Most organizations use a mix: managed services for the hard stuff (databases, message queues) plus custom tooling for how they do deployments and operations.
The Platform Team
Building a platform requires dedicated people. You need:
Platform engineers: People who understand infrastructure, understand what developers need, and can build tooling.
Product mindset: Treat the platform like a product. Your customers are engineers. Listen to what makes them faster or slower.
Documentation and education: A platform only works if developers understand how to use it. Invest in docs and onboarding.
Continuous improvement: Your platform will never be complete. Prioritize improvements based on what slows engineers down.
A platform team of 2-3 people can support 30-50 engineers. Beyond that, you might need more.
Challenges with Platform Engineering
Over-engineering: Building a platform that handles 99% of cases you'll never encounter. Start simple. Add complexity when you hit real problems.
Platform adoption: If developers don't trust the platform or find it limiting, they'll work around it. Make the "paved road" so good that developers choose it.

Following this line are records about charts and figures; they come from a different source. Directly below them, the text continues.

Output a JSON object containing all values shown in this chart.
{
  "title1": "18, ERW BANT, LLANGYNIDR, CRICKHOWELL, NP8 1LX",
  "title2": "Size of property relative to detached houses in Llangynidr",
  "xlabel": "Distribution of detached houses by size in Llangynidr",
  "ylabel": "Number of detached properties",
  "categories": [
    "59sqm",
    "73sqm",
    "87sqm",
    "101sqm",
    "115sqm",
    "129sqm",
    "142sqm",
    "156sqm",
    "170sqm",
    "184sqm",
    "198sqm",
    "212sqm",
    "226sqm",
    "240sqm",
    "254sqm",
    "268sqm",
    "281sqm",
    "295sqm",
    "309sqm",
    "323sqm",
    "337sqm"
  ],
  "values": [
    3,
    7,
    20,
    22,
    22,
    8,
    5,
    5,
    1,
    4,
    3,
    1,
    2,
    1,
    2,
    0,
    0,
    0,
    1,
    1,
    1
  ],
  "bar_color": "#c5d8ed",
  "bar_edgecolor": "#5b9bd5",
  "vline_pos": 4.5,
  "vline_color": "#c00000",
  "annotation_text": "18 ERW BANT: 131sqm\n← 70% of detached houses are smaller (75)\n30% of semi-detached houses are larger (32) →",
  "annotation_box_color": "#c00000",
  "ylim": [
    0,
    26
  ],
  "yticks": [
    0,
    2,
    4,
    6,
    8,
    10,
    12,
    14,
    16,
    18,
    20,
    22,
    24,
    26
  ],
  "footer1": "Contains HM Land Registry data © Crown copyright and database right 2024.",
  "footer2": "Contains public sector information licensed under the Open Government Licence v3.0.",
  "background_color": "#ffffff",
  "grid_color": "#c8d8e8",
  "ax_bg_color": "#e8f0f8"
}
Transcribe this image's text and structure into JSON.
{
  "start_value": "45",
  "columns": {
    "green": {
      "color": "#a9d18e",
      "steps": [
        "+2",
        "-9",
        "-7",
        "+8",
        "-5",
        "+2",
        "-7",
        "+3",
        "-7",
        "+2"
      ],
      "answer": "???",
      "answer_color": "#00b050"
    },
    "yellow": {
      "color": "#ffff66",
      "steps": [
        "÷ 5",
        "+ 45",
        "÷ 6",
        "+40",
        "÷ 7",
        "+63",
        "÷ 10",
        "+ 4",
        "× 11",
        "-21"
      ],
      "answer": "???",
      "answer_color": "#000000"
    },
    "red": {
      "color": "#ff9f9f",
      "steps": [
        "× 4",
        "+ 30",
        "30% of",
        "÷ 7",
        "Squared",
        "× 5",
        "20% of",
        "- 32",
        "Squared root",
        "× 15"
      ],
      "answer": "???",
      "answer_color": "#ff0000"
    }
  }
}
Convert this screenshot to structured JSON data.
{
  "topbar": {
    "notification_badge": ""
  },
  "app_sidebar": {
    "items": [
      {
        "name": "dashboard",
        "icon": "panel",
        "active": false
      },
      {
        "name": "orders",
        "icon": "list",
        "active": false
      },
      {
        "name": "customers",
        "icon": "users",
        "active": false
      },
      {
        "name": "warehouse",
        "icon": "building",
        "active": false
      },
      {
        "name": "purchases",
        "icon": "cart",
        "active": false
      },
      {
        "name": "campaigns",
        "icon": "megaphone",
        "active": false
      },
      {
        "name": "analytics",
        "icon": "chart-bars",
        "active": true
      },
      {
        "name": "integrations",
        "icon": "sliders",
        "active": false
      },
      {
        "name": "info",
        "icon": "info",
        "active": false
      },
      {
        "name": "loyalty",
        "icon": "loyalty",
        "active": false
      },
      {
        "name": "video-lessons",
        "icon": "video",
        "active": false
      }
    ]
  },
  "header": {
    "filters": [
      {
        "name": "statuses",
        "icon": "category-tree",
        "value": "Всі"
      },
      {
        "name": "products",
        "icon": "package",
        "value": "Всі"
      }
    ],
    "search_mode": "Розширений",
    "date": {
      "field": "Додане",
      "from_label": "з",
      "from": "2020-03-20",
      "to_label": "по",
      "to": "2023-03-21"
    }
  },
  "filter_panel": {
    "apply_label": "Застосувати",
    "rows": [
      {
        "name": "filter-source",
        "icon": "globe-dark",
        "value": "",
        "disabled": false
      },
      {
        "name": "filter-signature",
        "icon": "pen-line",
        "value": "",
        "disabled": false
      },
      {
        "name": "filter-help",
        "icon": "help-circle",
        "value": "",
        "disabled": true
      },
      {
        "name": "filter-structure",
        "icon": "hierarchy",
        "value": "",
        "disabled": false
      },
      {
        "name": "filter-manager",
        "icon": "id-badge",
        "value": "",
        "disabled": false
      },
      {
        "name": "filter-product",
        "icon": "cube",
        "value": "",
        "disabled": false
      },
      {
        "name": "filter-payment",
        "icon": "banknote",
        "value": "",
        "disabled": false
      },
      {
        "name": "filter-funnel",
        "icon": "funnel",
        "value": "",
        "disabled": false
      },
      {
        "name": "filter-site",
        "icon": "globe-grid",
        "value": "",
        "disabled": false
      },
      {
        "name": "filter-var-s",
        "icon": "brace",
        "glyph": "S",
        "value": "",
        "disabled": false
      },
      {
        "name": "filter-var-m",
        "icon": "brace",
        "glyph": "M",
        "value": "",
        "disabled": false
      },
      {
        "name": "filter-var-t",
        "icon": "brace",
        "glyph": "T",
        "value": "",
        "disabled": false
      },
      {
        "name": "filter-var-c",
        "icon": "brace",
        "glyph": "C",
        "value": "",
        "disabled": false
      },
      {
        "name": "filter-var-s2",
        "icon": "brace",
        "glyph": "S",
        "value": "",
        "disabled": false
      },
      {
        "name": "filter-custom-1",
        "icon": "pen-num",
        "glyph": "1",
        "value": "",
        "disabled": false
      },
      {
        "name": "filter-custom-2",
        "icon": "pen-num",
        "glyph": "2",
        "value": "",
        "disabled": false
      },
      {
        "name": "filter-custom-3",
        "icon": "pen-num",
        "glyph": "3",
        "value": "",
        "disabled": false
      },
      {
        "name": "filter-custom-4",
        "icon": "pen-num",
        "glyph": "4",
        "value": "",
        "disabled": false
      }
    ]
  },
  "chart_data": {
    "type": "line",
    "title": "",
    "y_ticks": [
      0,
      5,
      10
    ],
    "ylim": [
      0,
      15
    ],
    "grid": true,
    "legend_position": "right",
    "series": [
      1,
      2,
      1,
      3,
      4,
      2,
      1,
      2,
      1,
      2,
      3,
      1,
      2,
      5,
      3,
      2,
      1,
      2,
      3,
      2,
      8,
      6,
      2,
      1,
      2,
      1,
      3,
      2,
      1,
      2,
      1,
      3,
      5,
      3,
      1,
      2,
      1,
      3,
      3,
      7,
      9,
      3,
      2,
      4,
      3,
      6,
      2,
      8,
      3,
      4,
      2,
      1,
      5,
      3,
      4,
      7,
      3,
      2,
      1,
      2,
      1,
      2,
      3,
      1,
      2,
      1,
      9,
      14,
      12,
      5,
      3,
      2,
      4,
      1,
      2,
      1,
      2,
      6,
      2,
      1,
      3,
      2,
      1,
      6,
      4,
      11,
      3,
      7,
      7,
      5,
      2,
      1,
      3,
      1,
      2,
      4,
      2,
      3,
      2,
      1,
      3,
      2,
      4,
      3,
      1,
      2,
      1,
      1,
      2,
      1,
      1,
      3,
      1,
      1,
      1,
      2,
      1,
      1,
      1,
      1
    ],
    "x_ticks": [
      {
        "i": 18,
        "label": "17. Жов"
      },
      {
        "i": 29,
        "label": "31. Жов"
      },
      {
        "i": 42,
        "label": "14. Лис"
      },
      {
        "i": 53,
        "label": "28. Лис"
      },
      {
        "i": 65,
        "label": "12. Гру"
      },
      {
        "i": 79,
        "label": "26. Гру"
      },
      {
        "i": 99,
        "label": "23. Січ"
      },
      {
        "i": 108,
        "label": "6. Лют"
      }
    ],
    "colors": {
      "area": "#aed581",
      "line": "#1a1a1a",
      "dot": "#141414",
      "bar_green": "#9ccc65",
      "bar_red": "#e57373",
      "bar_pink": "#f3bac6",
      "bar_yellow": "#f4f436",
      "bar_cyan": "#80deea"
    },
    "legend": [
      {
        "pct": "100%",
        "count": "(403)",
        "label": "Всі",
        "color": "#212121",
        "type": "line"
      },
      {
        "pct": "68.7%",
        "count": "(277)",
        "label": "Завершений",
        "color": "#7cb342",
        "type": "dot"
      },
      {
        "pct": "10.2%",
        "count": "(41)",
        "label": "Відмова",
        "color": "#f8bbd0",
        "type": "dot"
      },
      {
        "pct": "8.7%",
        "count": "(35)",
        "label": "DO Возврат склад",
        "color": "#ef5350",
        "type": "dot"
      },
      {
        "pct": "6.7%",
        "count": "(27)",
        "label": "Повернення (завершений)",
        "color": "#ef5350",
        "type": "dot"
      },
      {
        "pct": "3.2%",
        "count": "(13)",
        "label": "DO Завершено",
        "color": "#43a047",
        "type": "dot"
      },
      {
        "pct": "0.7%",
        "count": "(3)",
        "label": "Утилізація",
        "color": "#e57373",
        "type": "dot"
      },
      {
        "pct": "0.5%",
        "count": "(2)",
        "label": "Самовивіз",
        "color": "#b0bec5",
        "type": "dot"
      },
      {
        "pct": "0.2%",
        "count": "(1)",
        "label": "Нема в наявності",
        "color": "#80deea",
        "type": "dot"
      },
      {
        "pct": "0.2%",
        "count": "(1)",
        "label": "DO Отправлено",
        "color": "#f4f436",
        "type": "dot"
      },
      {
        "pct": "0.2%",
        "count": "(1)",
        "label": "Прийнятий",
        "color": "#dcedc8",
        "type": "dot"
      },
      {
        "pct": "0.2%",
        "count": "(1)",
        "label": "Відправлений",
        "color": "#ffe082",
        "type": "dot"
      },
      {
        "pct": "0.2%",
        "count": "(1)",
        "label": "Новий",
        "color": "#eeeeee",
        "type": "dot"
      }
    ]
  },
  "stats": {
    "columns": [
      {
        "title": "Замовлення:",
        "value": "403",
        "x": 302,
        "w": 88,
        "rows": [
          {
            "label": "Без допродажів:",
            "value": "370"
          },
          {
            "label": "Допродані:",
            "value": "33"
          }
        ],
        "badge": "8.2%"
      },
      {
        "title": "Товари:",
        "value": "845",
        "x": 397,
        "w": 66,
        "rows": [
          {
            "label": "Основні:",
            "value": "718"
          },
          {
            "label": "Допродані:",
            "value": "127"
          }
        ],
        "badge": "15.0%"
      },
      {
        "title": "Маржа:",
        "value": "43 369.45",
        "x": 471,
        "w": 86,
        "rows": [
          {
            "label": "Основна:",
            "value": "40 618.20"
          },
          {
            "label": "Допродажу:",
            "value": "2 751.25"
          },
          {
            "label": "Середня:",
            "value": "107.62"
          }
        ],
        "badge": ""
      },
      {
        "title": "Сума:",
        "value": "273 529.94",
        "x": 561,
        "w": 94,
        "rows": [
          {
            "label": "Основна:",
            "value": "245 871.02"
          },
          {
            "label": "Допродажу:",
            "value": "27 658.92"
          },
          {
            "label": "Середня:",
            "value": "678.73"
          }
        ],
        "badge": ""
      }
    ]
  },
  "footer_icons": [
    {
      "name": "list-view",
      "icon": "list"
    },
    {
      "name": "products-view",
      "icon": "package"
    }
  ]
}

Lock-in: A platform that's too rigid locks you in. Leave escape hatches for teams with unusual needs.
Maintenance burden: A platform creates a dependency. If it breaks, everyone is blocked. Make sure platform reliability is a priority.

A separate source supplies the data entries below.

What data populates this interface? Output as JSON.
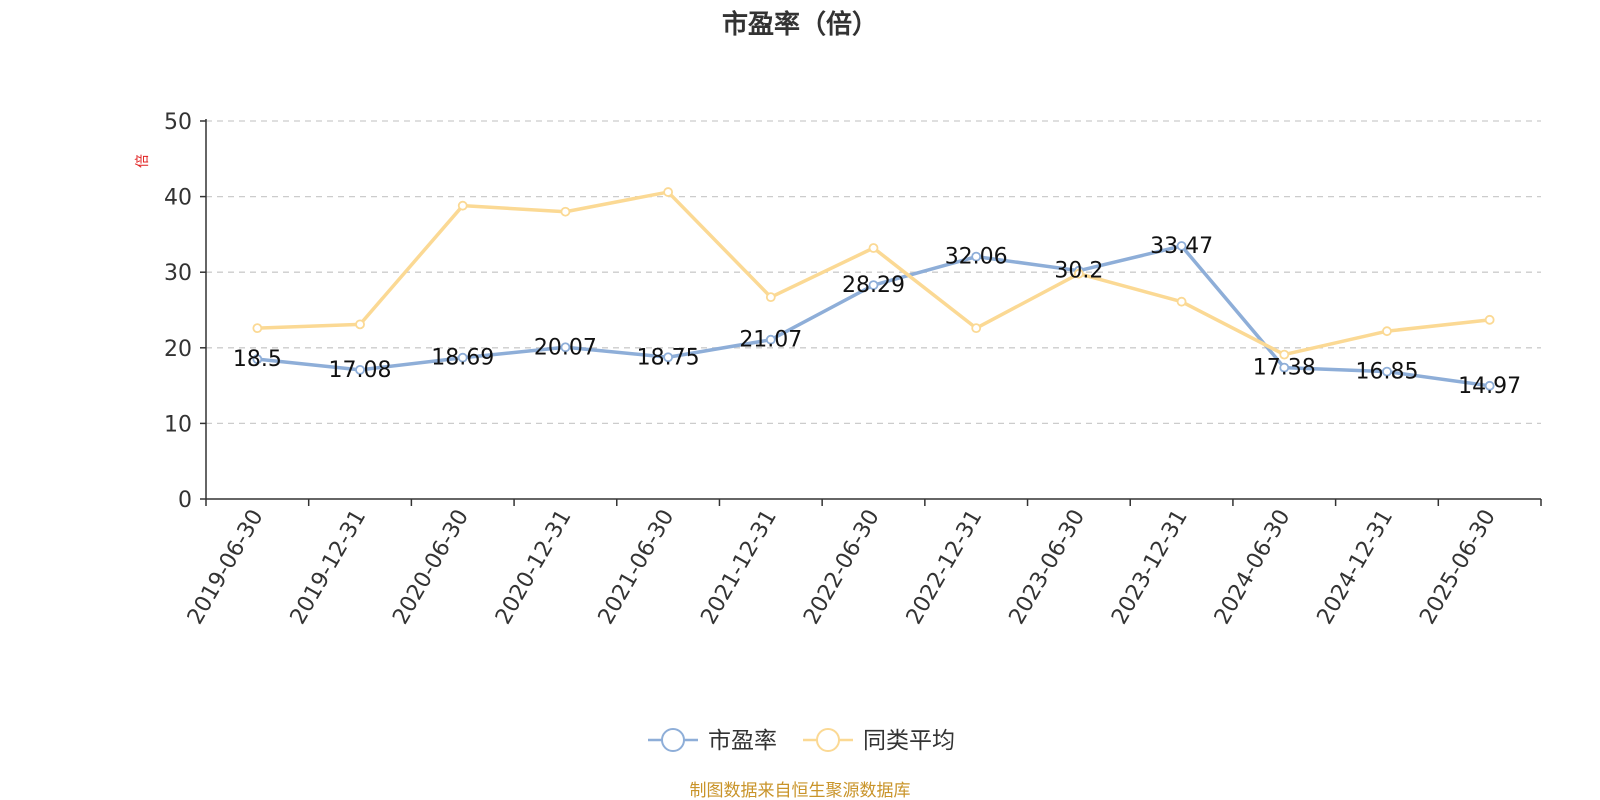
{
  "chart_data": {
    "type": "line",
    "title": "市盈率（倍）",
    "ylabel": "倍",
    "xlabel": "",
    "ylim": [
      0,
      50
    ],
    "yticks": [
      0,
      10,
      20,
      30,
      40,
      50
    ],
    "grid": "horizontal-dashed",
    "legend_position": "bottom-center",
    "categories": [
      "2019-06-30",
      "2019-12-31",
      "2020-06-30",
      "2020-12-31",
      "2021-06-30",
      "2021-12-31",
      "2022-06-30",
      "2022-12-31",
      "2023-06-30",
      "2023-12-31",
      "2024-06-30",
      "2024-12-31",
      "2025-06-30"
    ],
    "series": [
      {
        "name": "市盈率",
        "color": "#8eaed8",
        "values": [
          18.5,
          17.08,
          18.69,
          20.07,
          18.75,
          21.07,
          28.29,
          32.06,
          30.2,
          33.47,
          17.38,
          16.85,
          14.97
        ],
        "labels": [
          "18.5",
          "17.08",
          "18.69",
          "20.07",
          "18.75",
          "21.07",
          "28.29",
          "32.06",
          "30.2",
          "33.47",
          "17.38",
          "16.85",
          "14.97"
        ],
        "show_labels": true
      },
      {
        "name": "同类平均",
        "color": "#fbd994",
        "values": [
          22.6,
          23.1,
          38.8,
          38.0,
          40.6,
          26.7,
          33.2,
          22.6,
          29.8,
          26.1,
          19.1,
          22.2,
          23.7
        ],
        "show_labels": false
      }
    ]
  },
  "footer": {
    "source": "制图数据来自恒生聚源数据库",
    "source_color": "#c9942a"
  }
}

Keeping it current: As your infrastructure evolves (new Kubernetes versions, new services, etc.), the platform needs to evolve too.

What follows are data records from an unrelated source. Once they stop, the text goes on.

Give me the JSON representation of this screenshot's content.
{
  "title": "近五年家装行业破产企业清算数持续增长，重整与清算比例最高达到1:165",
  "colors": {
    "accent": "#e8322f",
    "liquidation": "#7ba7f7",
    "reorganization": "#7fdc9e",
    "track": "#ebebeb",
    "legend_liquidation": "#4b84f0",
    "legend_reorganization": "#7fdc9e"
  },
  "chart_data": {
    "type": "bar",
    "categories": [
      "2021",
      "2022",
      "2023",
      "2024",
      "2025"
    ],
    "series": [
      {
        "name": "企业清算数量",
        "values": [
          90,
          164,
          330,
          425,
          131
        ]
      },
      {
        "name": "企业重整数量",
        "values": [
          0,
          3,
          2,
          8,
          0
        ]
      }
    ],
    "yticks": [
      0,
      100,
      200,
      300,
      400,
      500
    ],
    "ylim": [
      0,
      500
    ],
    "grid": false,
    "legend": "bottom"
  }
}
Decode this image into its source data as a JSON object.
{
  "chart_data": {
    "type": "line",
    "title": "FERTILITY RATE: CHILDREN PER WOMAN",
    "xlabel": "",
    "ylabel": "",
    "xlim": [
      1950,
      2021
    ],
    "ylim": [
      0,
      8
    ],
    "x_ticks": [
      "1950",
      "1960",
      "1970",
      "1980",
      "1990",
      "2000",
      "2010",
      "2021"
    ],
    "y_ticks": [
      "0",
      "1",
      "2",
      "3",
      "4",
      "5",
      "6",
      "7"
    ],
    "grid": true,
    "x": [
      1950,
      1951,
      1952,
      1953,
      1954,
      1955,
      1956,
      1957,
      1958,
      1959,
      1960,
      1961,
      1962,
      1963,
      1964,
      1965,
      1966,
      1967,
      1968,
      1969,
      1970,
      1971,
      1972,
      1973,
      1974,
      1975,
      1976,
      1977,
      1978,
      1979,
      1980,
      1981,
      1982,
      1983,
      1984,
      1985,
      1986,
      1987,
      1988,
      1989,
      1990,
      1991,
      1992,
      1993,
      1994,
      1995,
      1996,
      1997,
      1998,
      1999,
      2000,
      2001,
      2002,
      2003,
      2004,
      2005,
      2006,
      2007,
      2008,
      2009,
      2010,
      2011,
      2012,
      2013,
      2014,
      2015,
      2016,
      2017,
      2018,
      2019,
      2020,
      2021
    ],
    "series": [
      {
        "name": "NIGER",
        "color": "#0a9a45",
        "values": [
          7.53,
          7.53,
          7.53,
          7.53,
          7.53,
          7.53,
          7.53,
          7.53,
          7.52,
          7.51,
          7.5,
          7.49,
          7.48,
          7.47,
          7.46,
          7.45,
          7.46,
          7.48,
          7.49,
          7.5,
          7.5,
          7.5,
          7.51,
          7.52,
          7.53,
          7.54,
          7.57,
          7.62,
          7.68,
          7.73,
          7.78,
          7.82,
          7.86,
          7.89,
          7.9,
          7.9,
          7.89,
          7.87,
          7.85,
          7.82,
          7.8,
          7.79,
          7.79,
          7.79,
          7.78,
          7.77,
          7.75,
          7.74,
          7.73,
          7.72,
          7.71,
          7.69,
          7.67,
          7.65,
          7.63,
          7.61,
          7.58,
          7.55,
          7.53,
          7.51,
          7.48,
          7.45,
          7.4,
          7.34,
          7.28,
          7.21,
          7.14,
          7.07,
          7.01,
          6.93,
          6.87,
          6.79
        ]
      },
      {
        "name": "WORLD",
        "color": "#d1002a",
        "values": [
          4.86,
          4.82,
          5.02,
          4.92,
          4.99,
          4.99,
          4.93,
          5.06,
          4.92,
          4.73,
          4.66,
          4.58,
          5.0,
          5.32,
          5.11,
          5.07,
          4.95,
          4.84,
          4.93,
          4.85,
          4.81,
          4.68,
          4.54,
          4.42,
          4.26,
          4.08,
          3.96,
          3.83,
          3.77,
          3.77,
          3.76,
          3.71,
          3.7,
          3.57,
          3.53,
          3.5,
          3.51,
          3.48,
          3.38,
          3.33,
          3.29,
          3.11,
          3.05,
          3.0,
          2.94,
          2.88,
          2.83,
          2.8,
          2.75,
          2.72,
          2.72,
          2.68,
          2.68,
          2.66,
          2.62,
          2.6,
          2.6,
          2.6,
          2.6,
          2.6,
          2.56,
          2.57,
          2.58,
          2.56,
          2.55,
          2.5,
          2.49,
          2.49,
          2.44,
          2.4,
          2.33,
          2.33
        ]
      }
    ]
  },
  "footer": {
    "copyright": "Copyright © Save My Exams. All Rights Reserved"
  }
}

Measuring Platform Success
How do you know if your platform is working?
Deployment frequency: Can developers ship faster?
Mean time to recovery: When something breaks, can you fix it faster?
Developer productivity: Are engineers spending more time on features and less time on infrastructure?
Engineer satisfaction: Are developers happy with the platform? Would they recommend it to other teams?
Onboarding time: How long does it take a new engineer to ship their first feature?
Track these metrics. If they're not improving after 6 months, the platform isn't working.
Platform Engineering and Codebase Intelligence
Tools like Glue help platform engineers understand their infrastructure. By analyzing your codebase, you can see how services are coupled, what teams own what, and where architectural issues exist. This informs platform decisions: what abstractions to provide, where to add safety guards, what to monitor.
Frequently Asked Questions
Q: Isn't a platform just more bureaucracy?
A: Bad platforms are. Good platforms remove friction. If your platform slows developers down, it's not working. The goal is to make the common case effortless.
Q: Do developers lose autonomy with a platform?
A: Good platforms provide freedom within guardrails. They handle the boring stuff (deployment, monitoring, security) automatically so developers can focus on product. Developers unhappy with the platform should be listened to. Maybe you need to add an escape hatch.
Q: What if we outgrow our platform?
A: Platforms evolve. Version them. Let different teams use different versions if needed. When your infrastructure changes, migrate gradually.
Q: Can we build a platform if we use multiple cloud providers?
A: It's harder, but possible. Tools like Pulumi abstract across clouds. You might need to handle some multi-cloud complexity, but a good platform can still simplify things for developers.